Editorials

Men’s rights advocates are strong-arming small businesses by claiming discrimination

Paso Robles Golf Club is named in a lawsuit claiming it discriminated against men by hosting a women’s clinic.
Paso Robles Golf Club is named in a lawsuit claiming it discriminated against men by hosting a women’s clinic. dmiddlecamp@thetribunenews.com

Steve Frye — a “men’s rights advocate” — has another victim in his sights: The Paso Robles Golf Club.

Frye recently filed a lawsuit claiming he was denied access to a women’s golf clinic held in 2017.

He says he missed out on several freebies offered to participants — including golf instruction, use of a golf cart and other equipment, and alcoholic beverages.

Frye, who has filed dozens of similar cases, alleges the golf course violated the Unruh Civil Rights Act, which prohibits businesses from discriminating on the basis of “sex, race, color, religion, ancestry, national origin, disability, medical condition, genetic information, marital status, or sexual orientation.”

As ridiculous as it sounds, he may have a case; the law has been used to successfully challenge bars that offer “ladies’ night” discounts on drinks and/or cover charges.

What a blow for small business.

Bars and golf courses aren’t discriminating by offering perks to women; neither are health spas that provide special treatments for men.

They are simply trying to entice more customers to walk through their doors.

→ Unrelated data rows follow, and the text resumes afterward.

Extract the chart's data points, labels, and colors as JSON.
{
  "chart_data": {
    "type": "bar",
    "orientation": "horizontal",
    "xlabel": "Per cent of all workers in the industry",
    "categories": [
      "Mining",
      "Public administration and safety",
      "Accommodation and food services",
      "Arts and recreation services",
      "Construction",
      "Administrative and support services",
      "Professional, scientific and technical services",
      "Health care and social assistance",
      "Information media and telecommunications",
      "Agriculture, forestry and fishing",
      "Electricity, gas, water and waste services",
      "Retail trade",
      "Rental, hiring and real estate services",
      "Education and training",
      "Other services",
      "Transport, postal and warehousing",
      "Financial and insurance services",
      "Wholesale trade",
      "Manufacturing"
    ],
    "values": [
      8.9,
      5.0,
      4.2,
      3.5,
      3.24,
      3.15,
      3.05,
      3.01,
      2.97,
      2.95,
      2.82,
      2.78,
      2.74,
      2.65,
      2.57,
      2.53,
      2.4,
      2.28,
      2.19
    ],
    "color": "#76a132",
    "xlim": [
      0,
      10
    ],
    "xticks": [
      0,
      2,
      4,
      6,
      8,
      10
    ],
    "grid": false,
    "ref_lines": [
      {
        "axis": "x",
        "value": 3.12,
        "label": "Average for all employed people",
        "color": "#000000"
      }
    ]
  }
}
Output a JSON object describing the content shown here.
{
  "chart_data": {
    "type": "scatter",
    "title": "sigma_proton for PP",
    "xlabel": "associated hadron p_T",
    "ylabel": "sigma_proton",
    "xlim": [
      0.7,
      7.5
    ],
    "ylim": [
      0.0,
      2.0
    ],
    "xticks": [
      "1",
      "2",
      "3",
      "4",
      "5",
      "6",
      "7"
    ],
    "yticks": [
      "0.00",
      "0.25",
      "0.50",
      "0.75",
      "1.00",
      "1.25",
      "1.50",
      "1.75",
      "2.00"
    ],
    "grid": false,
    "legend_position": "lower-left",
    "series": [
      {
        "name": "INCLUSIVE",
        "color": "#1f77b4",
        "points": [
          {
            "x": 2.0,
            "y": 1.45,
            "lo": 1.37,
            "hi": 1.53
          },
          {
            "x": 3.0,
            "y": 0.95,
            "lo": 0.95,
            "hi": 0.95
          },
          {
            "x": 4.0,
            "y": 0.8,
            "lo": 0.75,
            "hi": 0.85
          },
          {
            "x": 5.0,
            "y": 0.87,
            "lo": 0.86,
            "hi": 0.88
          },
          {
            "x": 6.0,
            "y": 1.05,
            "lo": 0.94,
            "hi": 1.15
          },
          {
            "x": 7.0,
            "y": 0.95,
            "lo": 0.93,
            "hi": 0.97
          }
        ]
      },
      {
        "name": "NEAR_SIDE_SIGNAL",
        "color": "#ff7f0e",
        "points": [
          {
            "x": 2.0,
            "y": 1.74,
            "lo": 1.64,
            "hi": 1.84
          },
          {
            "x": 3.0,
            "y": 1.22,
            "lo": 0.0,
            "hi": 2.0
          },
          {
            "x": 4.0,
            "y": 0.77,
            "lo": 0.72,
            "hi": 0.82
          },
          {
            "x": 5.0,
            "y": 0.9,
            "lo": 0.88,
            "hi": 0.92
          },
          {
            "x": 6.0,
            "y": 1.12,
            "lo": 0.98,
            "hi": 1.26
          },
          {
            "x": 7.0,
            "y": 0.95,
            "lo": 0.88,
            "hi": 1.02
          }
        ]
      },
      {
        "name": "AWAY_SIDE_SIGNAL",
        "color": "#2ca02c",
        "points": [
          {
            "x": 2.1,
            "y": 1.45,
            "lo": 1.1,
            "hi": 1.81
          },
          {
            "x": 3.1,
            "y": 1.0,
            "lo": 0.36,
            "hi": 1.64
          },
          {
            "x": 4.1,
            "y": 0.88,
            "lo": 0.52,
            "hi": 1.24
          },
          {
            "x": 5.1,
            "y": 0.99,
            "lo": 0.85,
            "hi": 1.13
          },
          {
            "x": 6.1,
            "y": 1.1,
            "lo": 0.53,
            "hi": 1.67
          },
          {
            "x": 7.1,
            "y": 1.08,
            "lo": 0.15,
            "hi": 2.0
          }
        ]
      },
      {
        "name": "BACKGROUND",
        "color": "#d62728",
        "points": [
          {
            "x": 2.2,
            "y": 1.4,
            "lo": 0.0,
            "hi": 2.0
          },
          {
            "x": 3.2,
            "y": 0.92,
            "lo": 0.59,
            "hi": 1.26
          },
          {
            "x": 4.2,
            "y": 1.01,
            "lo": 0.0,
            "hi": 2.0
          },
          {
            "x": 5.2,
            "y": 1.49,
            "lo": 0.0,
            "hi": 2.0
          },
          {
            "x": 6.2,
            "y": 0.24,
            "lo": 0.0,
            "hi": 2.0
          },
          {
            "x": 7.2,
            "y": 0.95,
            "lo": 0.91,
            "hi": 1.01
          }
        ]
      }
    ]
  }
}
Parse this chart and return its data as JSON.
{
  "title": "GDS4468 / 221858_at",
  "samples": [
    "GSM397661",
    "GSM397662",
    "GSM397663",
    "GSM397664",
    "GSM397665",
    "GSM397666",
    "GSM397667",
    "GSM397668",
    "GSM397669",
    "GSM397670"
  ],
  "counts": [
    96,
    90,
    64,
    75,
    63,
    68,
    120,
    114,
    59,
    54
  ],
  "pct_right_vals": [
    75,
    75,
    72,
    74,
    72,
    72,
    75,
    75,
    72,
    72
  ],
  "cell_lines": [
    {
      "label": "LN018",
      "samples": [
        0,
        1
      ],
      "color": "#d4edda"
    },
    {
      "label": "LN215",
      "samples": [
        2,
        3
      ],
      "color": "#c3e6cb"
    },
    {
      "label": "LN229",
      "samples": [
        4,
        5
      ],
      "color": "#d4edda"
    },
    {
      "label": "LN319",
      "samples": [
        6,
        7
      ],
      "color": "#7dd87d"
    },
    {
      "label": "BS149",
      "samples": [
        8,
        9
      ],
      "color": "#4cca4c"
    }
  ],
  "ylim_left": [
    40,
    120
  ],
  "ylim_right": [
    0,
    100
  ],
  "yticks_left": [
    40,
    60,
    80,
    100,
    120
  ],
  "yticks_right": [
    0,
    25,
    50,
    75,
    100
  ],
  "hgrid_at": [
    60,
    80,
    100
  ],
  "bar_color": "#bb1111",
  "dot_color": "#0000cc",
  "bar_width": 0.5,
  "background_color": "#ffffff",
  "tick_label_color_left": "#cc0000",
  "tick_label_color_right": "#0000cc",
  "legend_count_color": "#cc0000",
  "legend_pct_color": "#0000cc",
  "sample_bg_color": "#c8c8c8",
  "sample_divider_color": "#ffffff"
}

Think of it as another form of a senior discount, or a kids meal.

Golf courses have a particularly good reason to reach out to women with special offers: In the past, the sport hasn’t been exactly welcoming.

Consider this: There’s a myth — or maybe it’s a bad joke? — that “GOLF” is an acronym for “Gentlemen Only Ladies Forbidden.”

Even today, women are vastly underrepresented in golf; only 23% of golfers are women, according to the National Golf Foundation.

Yet Frye begrudges women some free lessons and a cocktail or two?

How mean-spirited can you get?

Look, there are all sorts of events that my be in technical violation of the Unruh Civil Rights Act, whether it’s free golf clinics for women or those men-only Christmas shopping events that offer discounts and advice to men who are too intimidated to pick out jewelry or lingerie or sweaters all by themselves.

Filing lawsuits over such petty matters is a terrible thing to do to small businesses.

It also wastes valuable court time.

And worst of all, it makes a mockery of what the Unruh Civil Rights law was initially intended to address: businesses that arbitrarily deny essential services like hotel accommodations, rental housing, bank loans and medical care because of someone’s race or religion or disability.

You know, things that matter.

Yet our litigious society has come to this: We have men — Frye isn’t the only one — running around filling frivolous lawsuits because they are denied access to women-only gyms or they have to pay a higher cover charge to get into a nightclub.

Guys like Frye aren’t advocating for men. They’re attempting to strong-arm businesses and bullying innocent people in the process.

That’s got to stop.

If California law prevents what is clearly a marketing strategy intended to attract new customers, it’s time to change the law.